A few final things to consider: Shipping costs can make your good bargain go bad. Get a firm figure before you give up your credit card number. Head straight for the business section when you visit a manufacturer's Web site; you'll often find special deals, services and arrangements, like business lease programs for companies your size. They want your business-so take advantage of that.

Medium Octane

How one entrepreneur filled up at the PC pump

When it was time for Andre Charland, 21, to outfit his six-employee office with PCs, he was more than happy to travel down the middle of the road. "We don't need high-end graphics and video, but we didn't want our systems to be obsolete overnight," explains the CEO and owner of, which spent an average of $1,700 per system, including monitors.

Charland powers his Vancouver company, an ASP for small and midsized businesses, with a typical configuration for each PC: a 600MHz processor, a 20GB hard drive, 128MB RAM, a 17-inch monitor and a network card connected to cable Internet access. You won't find any brand names hanging around under the desks. "We went with clones to keep our costs lower and get higher-quality internal components and greater flexibility with configuration," Charland says.

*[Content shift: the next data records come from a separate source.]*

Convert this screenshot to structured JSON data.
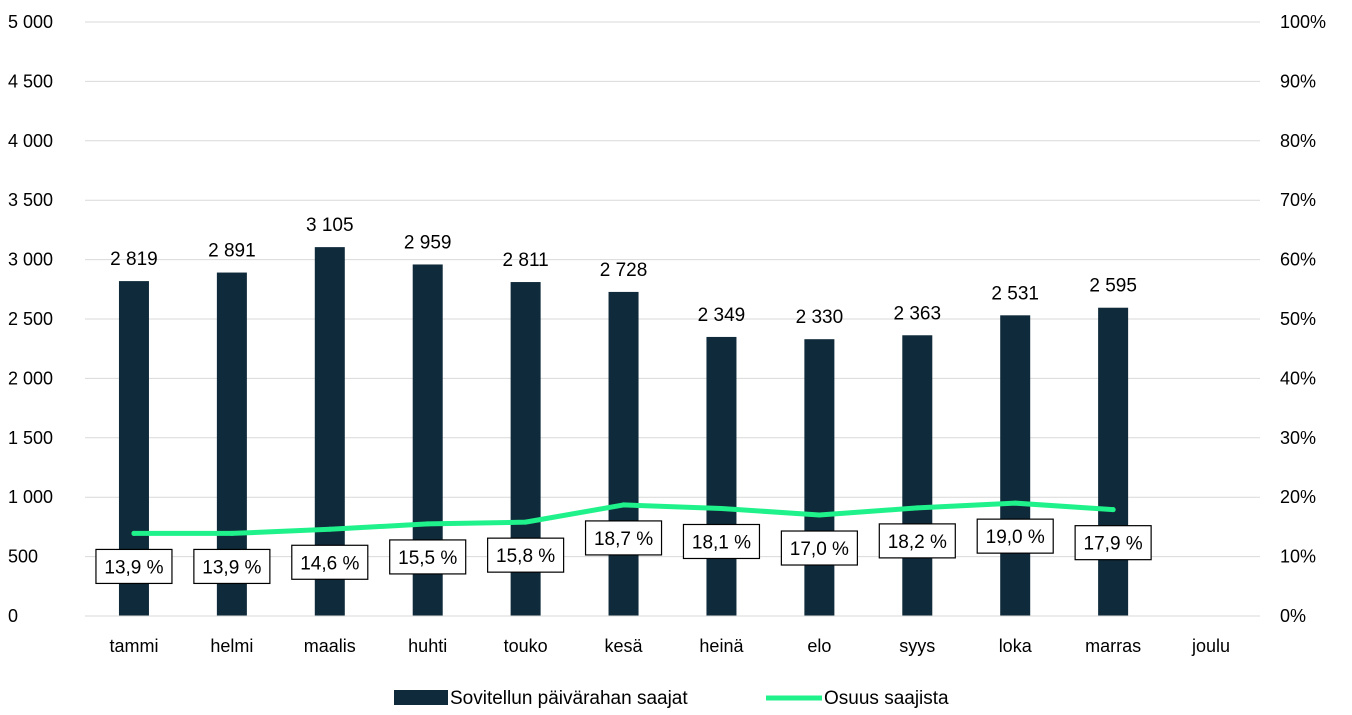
{
  "chart_data": {
    "type": "bar",
    "categories": [
      "tammi",
      "helmi",
      "maalis",
      "huhti",
      "touko",
      "kesä",
      "heinä",
      "elo",
      "syys",
      "loka",
      "marras",
      "joulu"
    ],
    "series": [
      {
        "name": "Sovitellun päivärahan saajat",
        "type": "bar",
        "axis": "left",
        "values": [
          2819,
          2891,
          3105,
          2959,
          2811,
          2728,
          2349,
          2330,
          2363,
          2531,
          2595,
          null
        ],
        "labels": [
          "2 819",
          "2 891",
          "3 105",
          "2 959",
          "2 811",
          "2 728",
          "2 349",
          "2 330",
          "2 363",
          "2 531",
          "2 595",
          ""
        ]
      },
      {
        "name": "Osuus saajista",
        "type": "line",
        "axis": "right",
        "values": [
          13.9,
          13.9,
          14.6,
          15.5,
          15.8,
          18.7,
          18.1,
          17.0,
          18.2,
          19.0,
          17.9,
          null
        ],
        "labels": [
          "13,9 %",
          "13,9 %",
          "14,6 %",
          "15,5 %",
          "15,8 %",
          "18,7 %",
          "18,1 %",
          "17,0 %",
          "18,2 %",
          "19,0 %",
          "17,9 %",
          ""
        ]
      }
    ],
    "y_left": {
      "min": 0,
      "max": 5000,
      "ticks": [
        "0",
        "500",
        "1 000",
        "1 500",
        "2 000",
        "2 500",
        "3 000",
        "3 500",
        "4 000",
        "4 500",
        "5 000"
      ]
    },
    "y_right": {
      "min": 0,
      "max": 100,
      "ticks": [
        "0%",
        "10%",
        "20%",
        "30%",
        "40%",
        "50%",
        "60%",
        "70%",
        "80%",
        "90%",
        "100%"
      ]
    },
    "grid": true,
    "legend_position": "bottom",
    "colors": {
      "bar": "#0F2A3A",
      "line": "#1FF28A",
      "grid": "#D9D9D9"
    }
  }
}
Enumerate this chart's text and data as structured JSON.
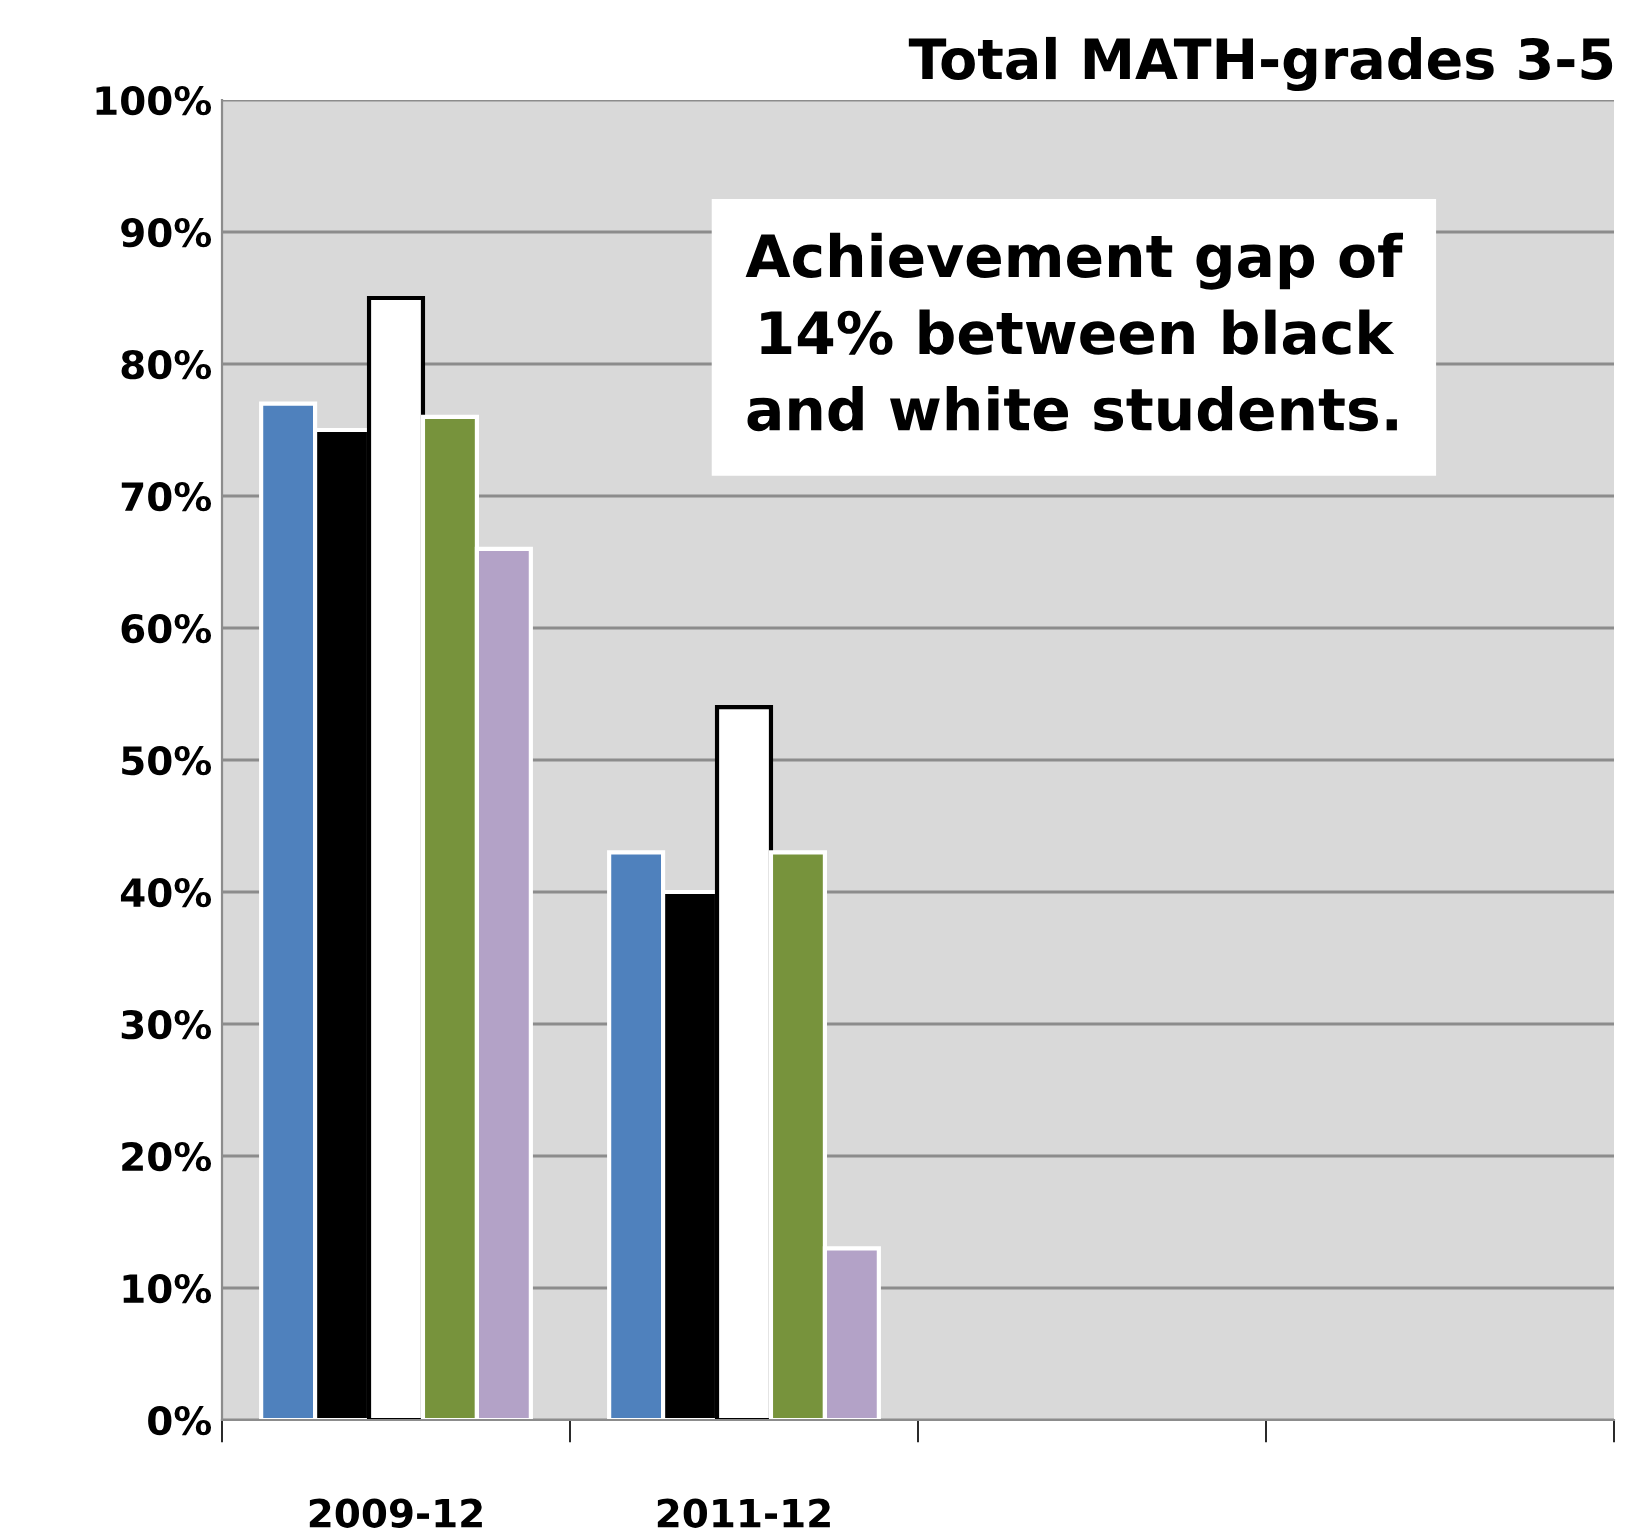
{
  "chart_data": {
    "type": "bar",
    "title": "Total MATH-grades 3-5",
    "categories": [
      "2009-12",
      "2011-12",
      null,
      null
    ],
    "series": [
      {
        "color": "#4f81bd",
        "values": [
          77,
          43,
          null,
          null
        ]
      },
      {
        "color": "#000000",
        "values": [
          75,
          40,
          null,
          null
        ]
      },
      {
        "color": "#ffffff",
        "values": [
          85,
          54,
          null,
          null
        ]
      },
      {
        "color": "#77933c",
        "values": [
          76,
          43,
          null,
          null
        ]
      },
      {
        "color": "#b3a2c7",
        "values": [
          66,
          13,
          null,
          null
        ]
      }
    ],
    "ylim": [
      0,
      100
    ],
    "yticks": [
      {
        "value": 0,
        "label": "0%"
      },
      {
        "value": 10,
        "label": "10%"
      },
      {
        "value": 20,
        "label": "20%"
      },
      {
        "value": 30,
        "label": "30%"
      },
      {
        "value": 40,
        "label": "40%"
      },
      {
        "value": 50,
        "label": "50%"
      },
      {
        "value": 60,
        "label": "60%"
      },
      {
        "value": 70,
        "label": "70%"
      },
      {
        "value": 80,
        "label": "80%"
      },
      {
        "value": 90,
        "label": "90%"
      },
      {
        "value": 100,
        "label": "100%"
      }
    ],
    "grid": "y",
    "annotations": [
      "Achievement gap of\n14% between black\nand white students."
    ]
  }
}
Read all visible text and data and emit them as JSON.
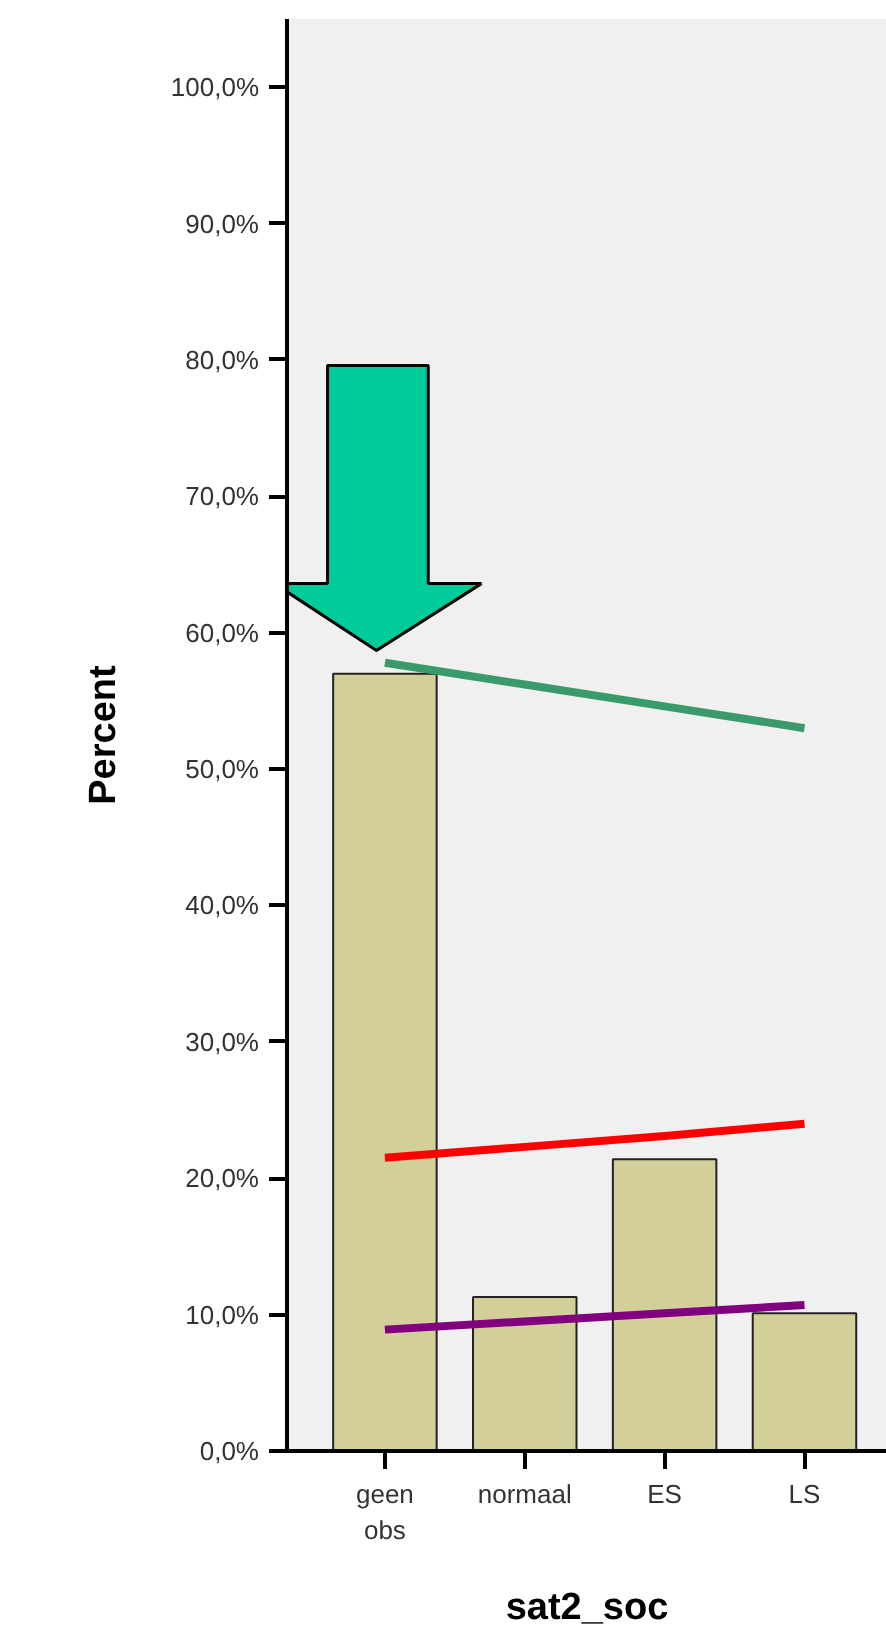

What else did Charland purchase? Micron laptops for field sales agents, a Hewlett-Packard black-and-white laser printer ("Which is great," he says), a color bubble jet ("Which is horrible," he says), a couple of Umax scanners and a great little Sony digital camera that he uses for everything from e-commerce product shots to company parties. While Charland points to the bubble jet as the worst part of the computer outfitting experience, he's happy to note, "The most fun has to be the officewide network video games-great stress relief!"